Spider silk as a biomaterial

Spider silk is famous for its mechanical properties including strength and toughness, but it is also biodegradable and biocompatible. The cannibalistic nature of spiders renders the harvesting challenging. Therefore, recombinant spider silks have been developed to produce synthetic spider silks in bacteria.

The spider silk fibres can be arranged in a variety of biomaterial structures such as hydrogels, non-woven filters, spheres and capsules, and biofilms. These can be used as cell scaffolds, wound healing, drug delivery, cosmetics and textiles.

The structure of the encoded protein guarantees a direct control of its self-assembly through pH changes, hence preventing aggregation of the final fibre. While this occurs naturally in silk-producing spiders, it can be effectively replicated in the lab via controlling the production with targeted PI control systems.

Our approach

Previous iGEM teams have focused on the possibilities linked with spider silk for biomaterial applications, the UCL iGEM 2018 team, however wants to explore the properties of spider silk for the creation of widely applicable biomaterials, spanning from recovery of metals to tissue engineering.

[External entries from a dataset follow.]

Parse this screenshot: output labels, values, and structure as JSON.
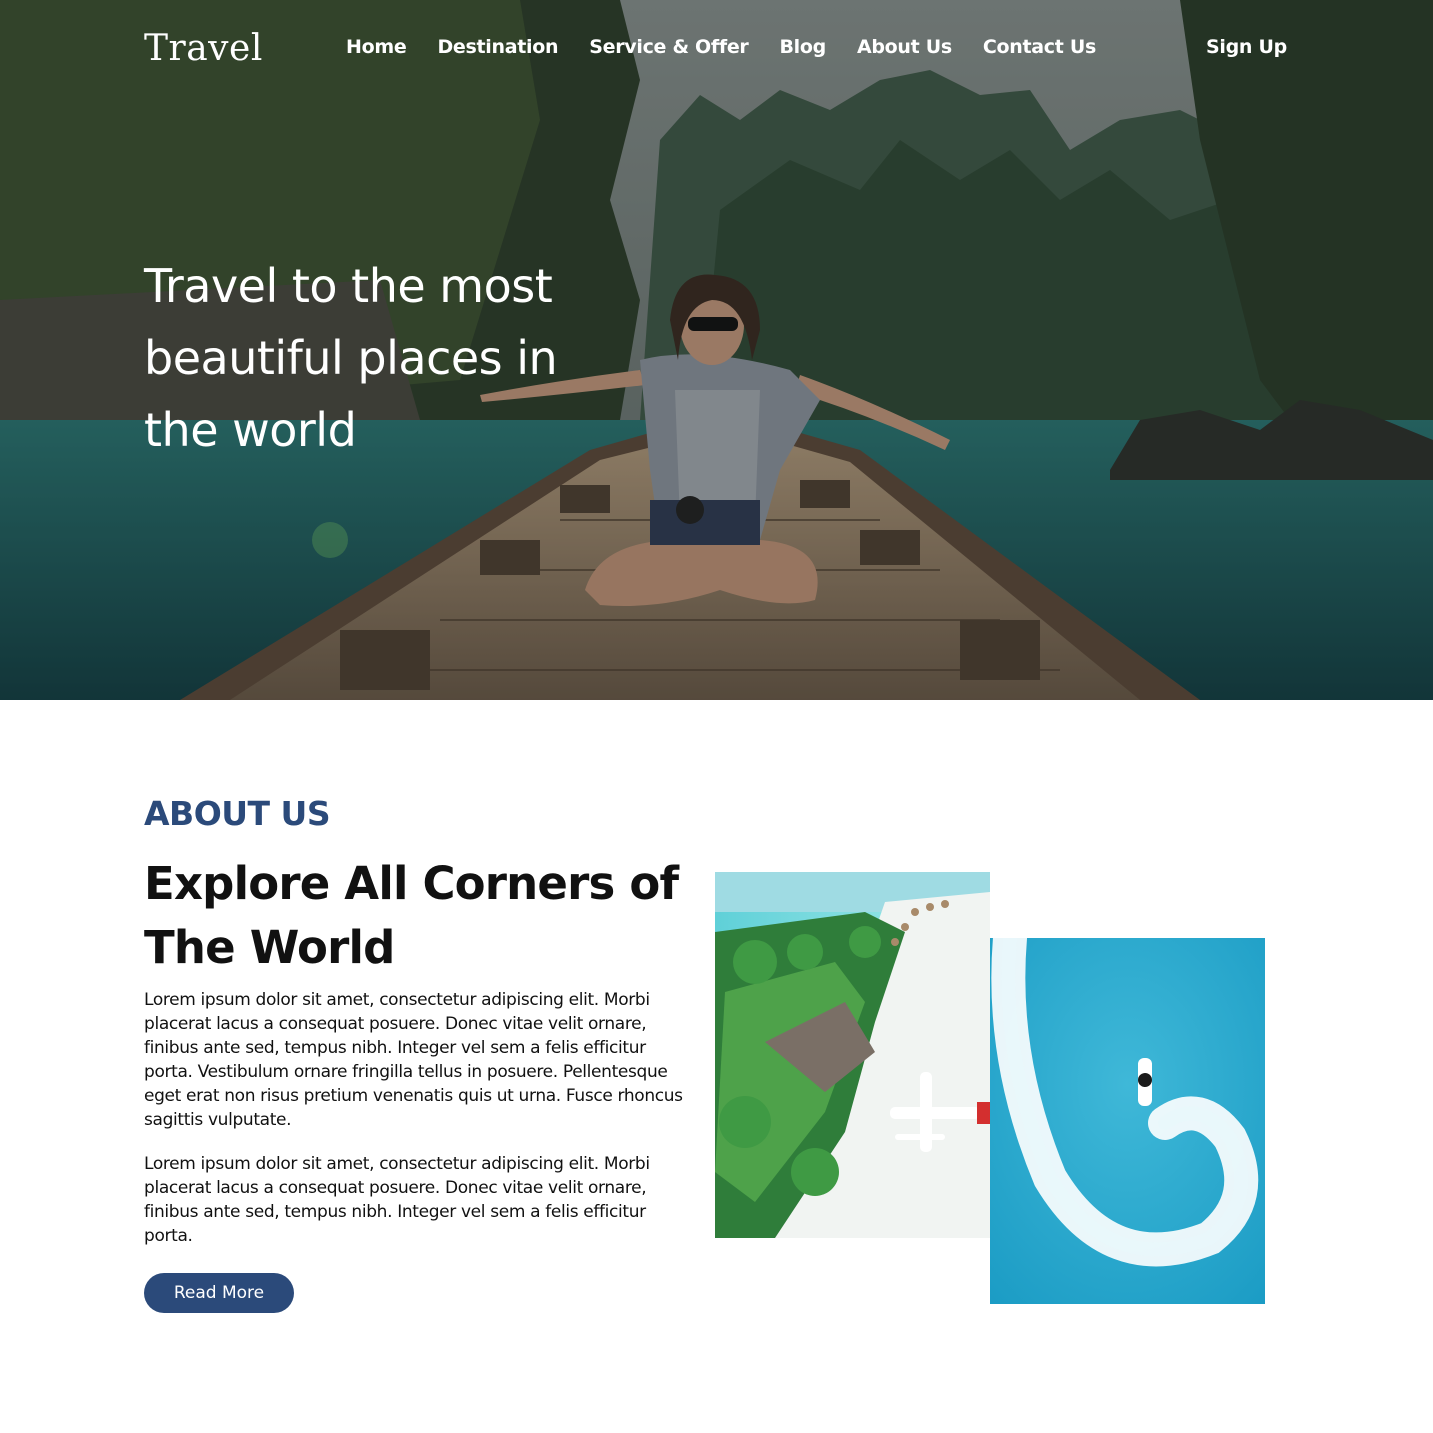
{
  "brand": {
    "logo": "Travel"
  },
  "nav": {
    "items": [
      {
        "label": "Home"
      },
      {
        "label": "Destination"
      },
      {
        "label": "Service & Offer"
      },
      {
        "label": "Blog"
      },
      {
        "label": "About Us"
      },
      {
        "label": "Contact Us"
      }
    ],
    "signup_label": "Sign Up"
  },
  "hero": {
    "headline": "Travel to the most beautiful places in the world"
  },
  "about": {
    "eyebrow": "ABOUT US",
    "title": "Explore All Corners of The World",
    "paragraph_1": "Lorem ipsum dolor sit amet, consectetur adipiscing elit. Morbi placerat lacus a consequat posuere. Donec vitae velit ornare, finibus ante sed, tempus nibh. Integer vel sem a felis efficitur porta. Vestibulum ornare fringilla tellus in posuere. Pellentesque eget erat non risus pretium venenatis quis ut urna. Fusce rhoncus sagittis vulputate.",
    "paragraph_2": "Lorem ipsum dolor sit amet, consectetur adipiscing elit. Morbi placerat lacus a consequat posuere. Donec vitae velit ornare, finibus ante sed, tempus nibh. Integer vel sem a felis efficitur porta.",
    "read_more_label": "Read More"
  },
  "colors": {
    "accent": "#2b4a7a",
    "text": "#111111",
    "hero_text": "#ffffff"
  }
}
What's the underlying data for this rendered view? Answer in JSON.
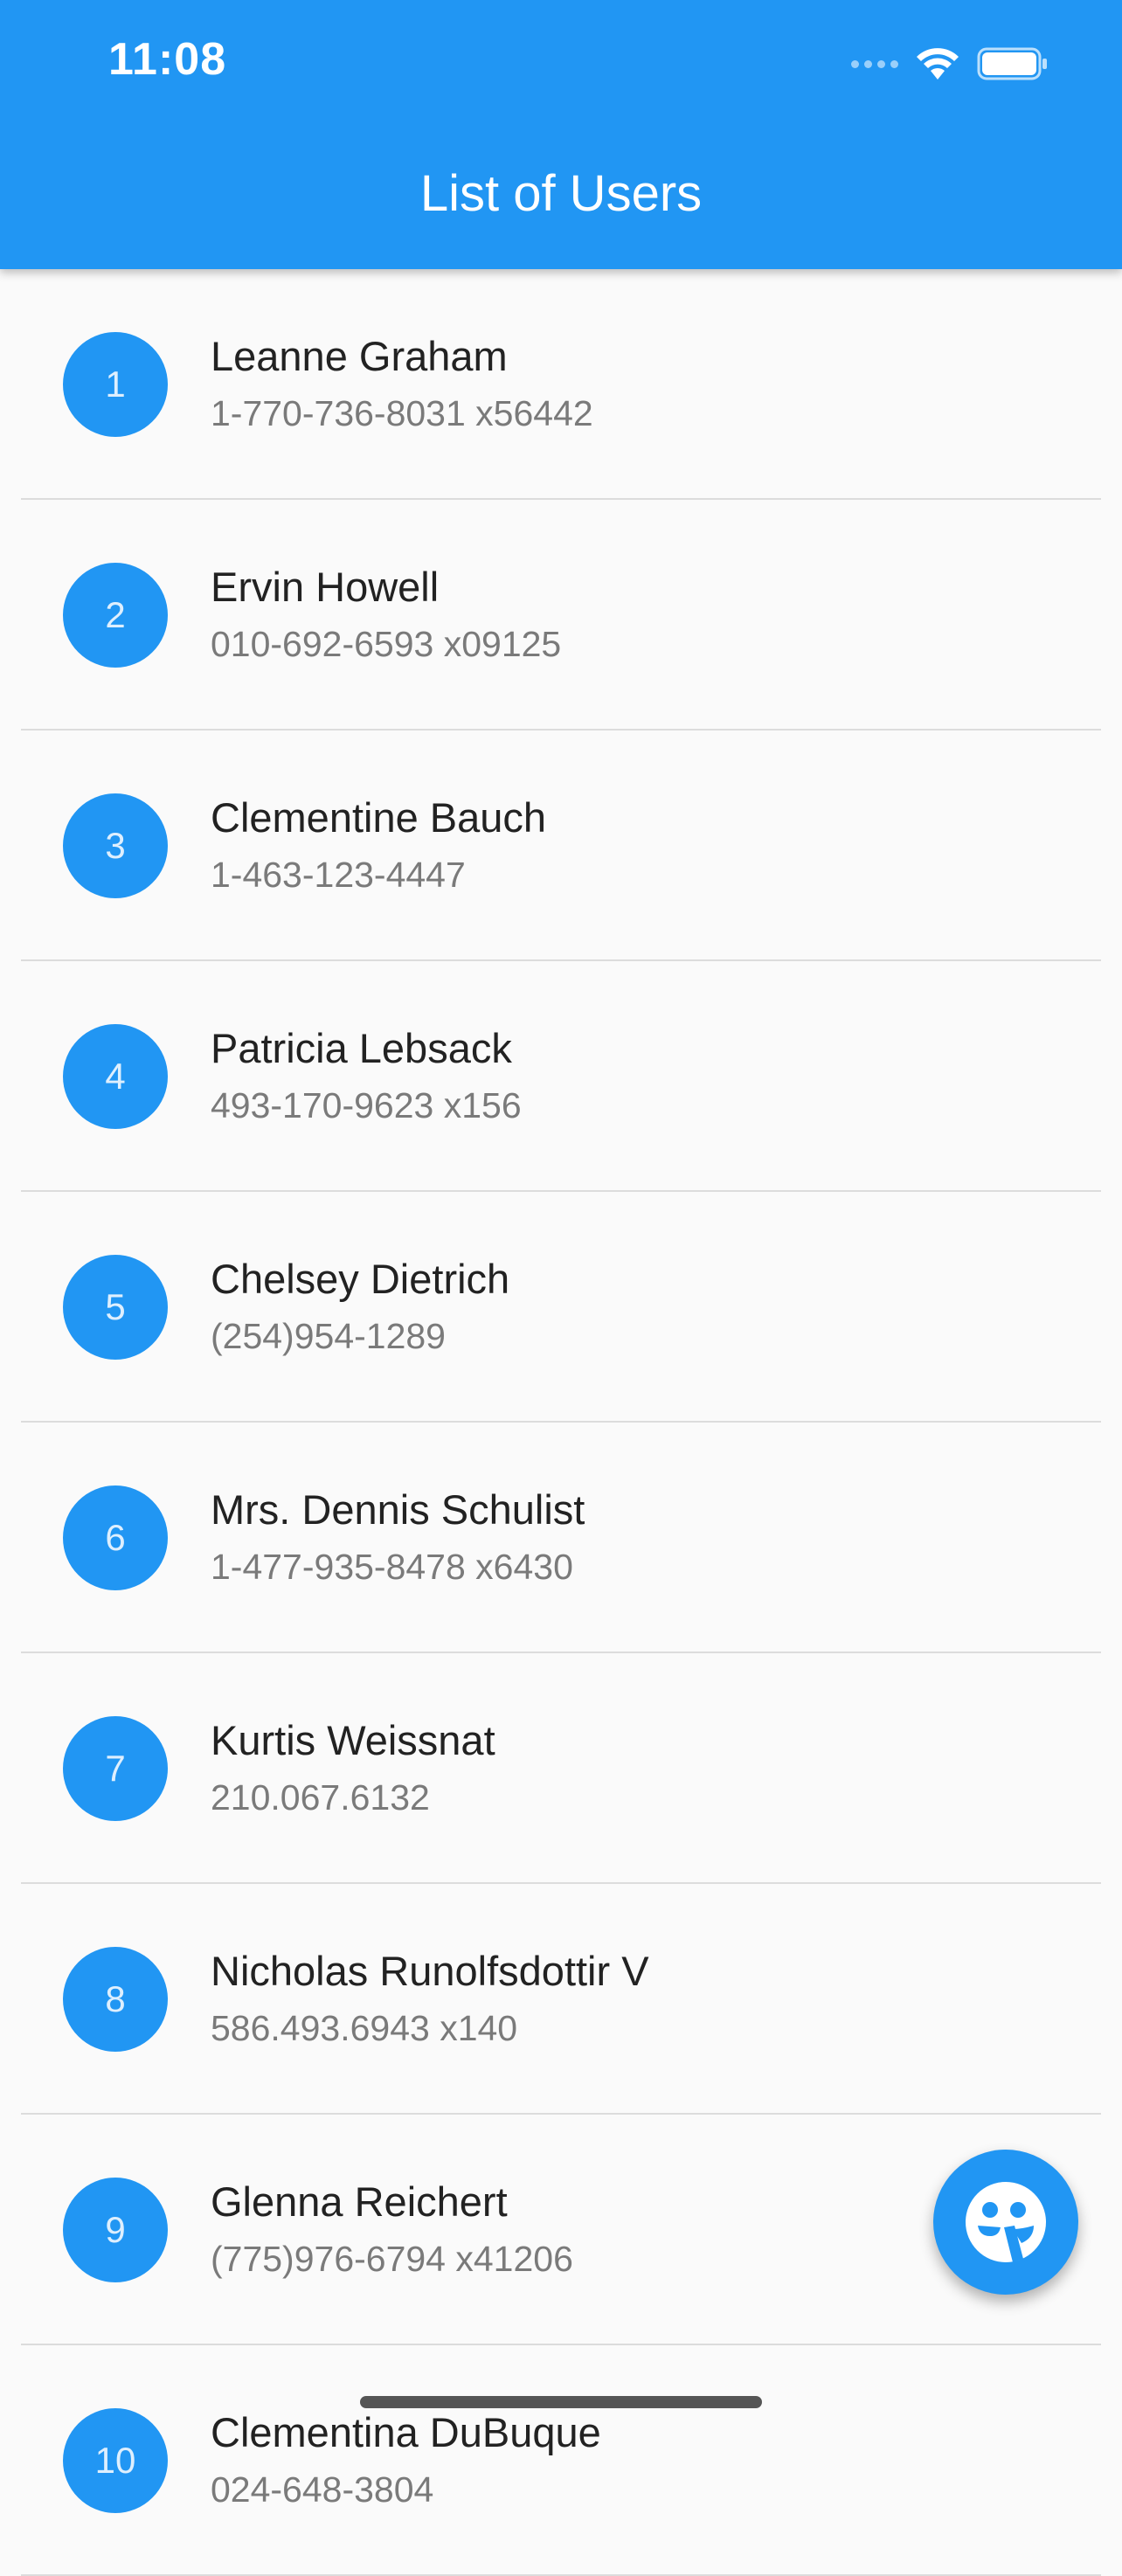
{
  "status_bar": {
    "time": "11:08"
  },
  "appbar": {
    "title": "List of Users",
    "color": "#2196f3"
  },
  "users": [
    {
      "index": "1",
      "name": "Leanne Graham",
      "phone": "1-770-736-8031 x56442"
    },
    {
      "index": "2",
      "name": "Ervin Howell",
      "phone": "010-692-6593 x09125"
    },
    {
      "index": "3",
      "name": "Clementine Bauch",
      "phone": "1-463-123-4447"
    },
    {
      "index": "4",
      "name": "Patricia Lebsack",
      "phone": "493-170-9623 x156"
    },
    {
      "index": "5",
      "name": "Chelsey Dietrich",
      "phone": "(254)954-1289"
    },
    {
      "index": "6",
      "name": "Mrs. Dennis Schulist",
      "phone": "1-477-935-8478 x6430"
    },
    {
      "index": "7",
      "name": "Kurtis Weissnat",
      "phone": "210.067.6132"
    },
    {
      "index": "8",
      "name": "Nicholas Runolfsdottir V",
      "phone": "586.493.6943 x140"
    },
    {
      "index": "9",
      "name": "Glenna Reichert",
      "phone": "(775)976-6794 x41206"
    },
    {
      "index": "10",
      "name": "Clementina DuBuque",
      "phone": "024-648-3804"
    }
  ],
  "fab": {
    "icon": "face-icon"
  }
}
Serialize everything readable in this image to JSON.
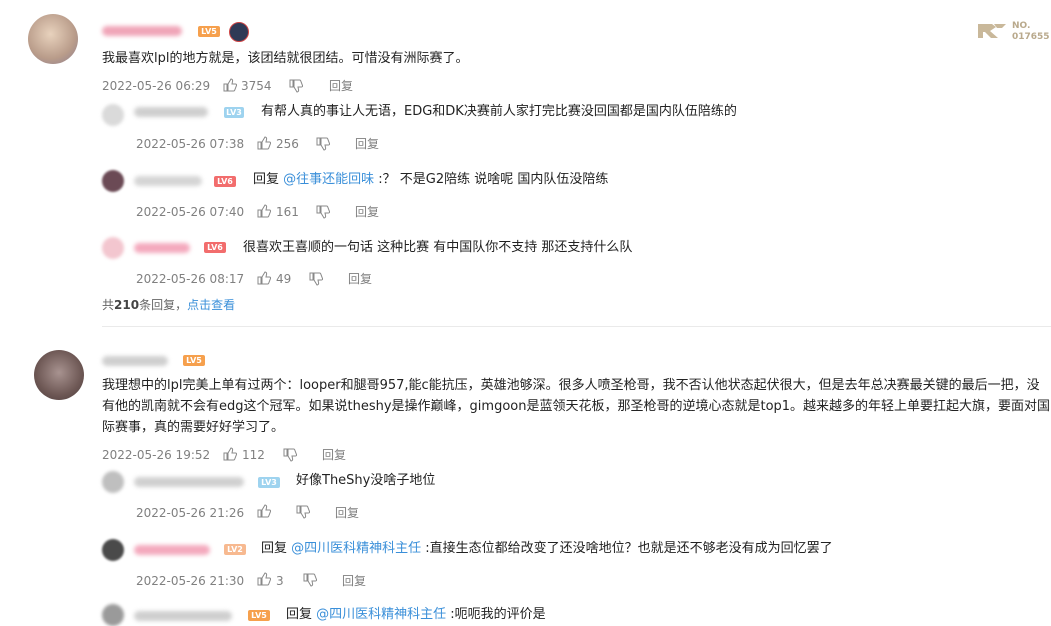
{
  "watermark": {
    "line1": "NO.",
    "line2": "017655"
  },
  "comment1": {
    "level_badge": "LV5",
    "text": "我最喜欢lpl的地方就是，该团结就很团结。可惜没有洲际赛了。",
    "time": "2022-05-26 06:29",
    "likes": "3754",
    "reply_label": "回复"
  },
  "reply1": {
    "level_badge": "LV3",
    "text": "有帮人真的事让人无语，EDG和DK决赛前人家打完比赛没回国都是国内队伍陪练的",
    "time": "2022-05-26 07:38",
    "likes": "256",
    "reply_label": "回复"
  },
  "reply2": {
    "level_badge": "LV6",
    "prefix": "回复 ",
    "mention": "@往事还能回味",
    "text": " :？ 不是G2陪练 说啥呢 国内队伍没陪练",
    "time": "2022-05-26 07:40",
    "likes": "161",
    "reply_label": "回复"
  },
  "reply3": {
    "level_badge": "LV6",
    "text": "很喜欢王喜顺的一句话 这种比赛 有中国队你不支持 那还支持什么队",
    "time": "2022-05-26 08:17",
    "likes": "49",
    "reply_label": "回复"
  },
  "summary": {
    "prefix": "共",
    "count": "210",
    "suffix": "条回复，",
    "link": "点击查看"
  },
  "comment2": {
    "level_badge": "LV5",
    "text": "我理想中的lpl完美上单有过两个：looper和腿哥957,能c能抗压，英雄池够深。很多人喷圣枪哥，我不否认他状态起伏很大，但是去年总决赛最关键的最后一把，没有他的凯南就不会有edg这个冠军。如果说theshy是操作巅峰，gimgoon是蓝领天花板，那圣枪哥的逆境心态就是top1。越来越多的年轻上单要扛起大旗，要面对国际赛事，真的需要好好学习了。",
    "time": "2022-05-26 19:52",
    "likes": "112",
    "reply_label": "回复"
  },
  "reply4": {
    "level_badge": "LV3",
    "text": "好像TheShy没啥子地位",
    "time": "2022-05-26 21:26",
    "likes": "",
    "reply_label": "回复"
  },
  "reply5": {
    "level_badge": "LV2",
    "prefix": "回复 ",
    "mention": "@四川医科精神科主任",
    "text": " :直接生态位都给改变了还没啥地位？也就是还不够老没有成为回忆罢了",
    "time": "2022-05-26 21:30",
    "likes": "3",
    "reply_label": "回复"
  },
  "reply6": {
    "level_badge": "LV5",
    "prefix": "回复 ",
    "mention": "@四川医科精神科主任",
    "text": " :呃呃我的评价是"
  }
}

Our initial design is to use a SpyCatcher-Silk fusion protein to create a modular platform for the functionalisation of spider silk proteins. This can be expanded upon to create engineered spider silk with metal binding proteins for metal recovery or growth factors for tissue engineering and regenerative medicine.

By collaborating with the UCL Department of Biochemical Engineering we intend to go beyond a simple proof of principle by developing a production process at a manufacturing scale. We intend to develop a large-scale model through real testing at benchtop and pilot scales.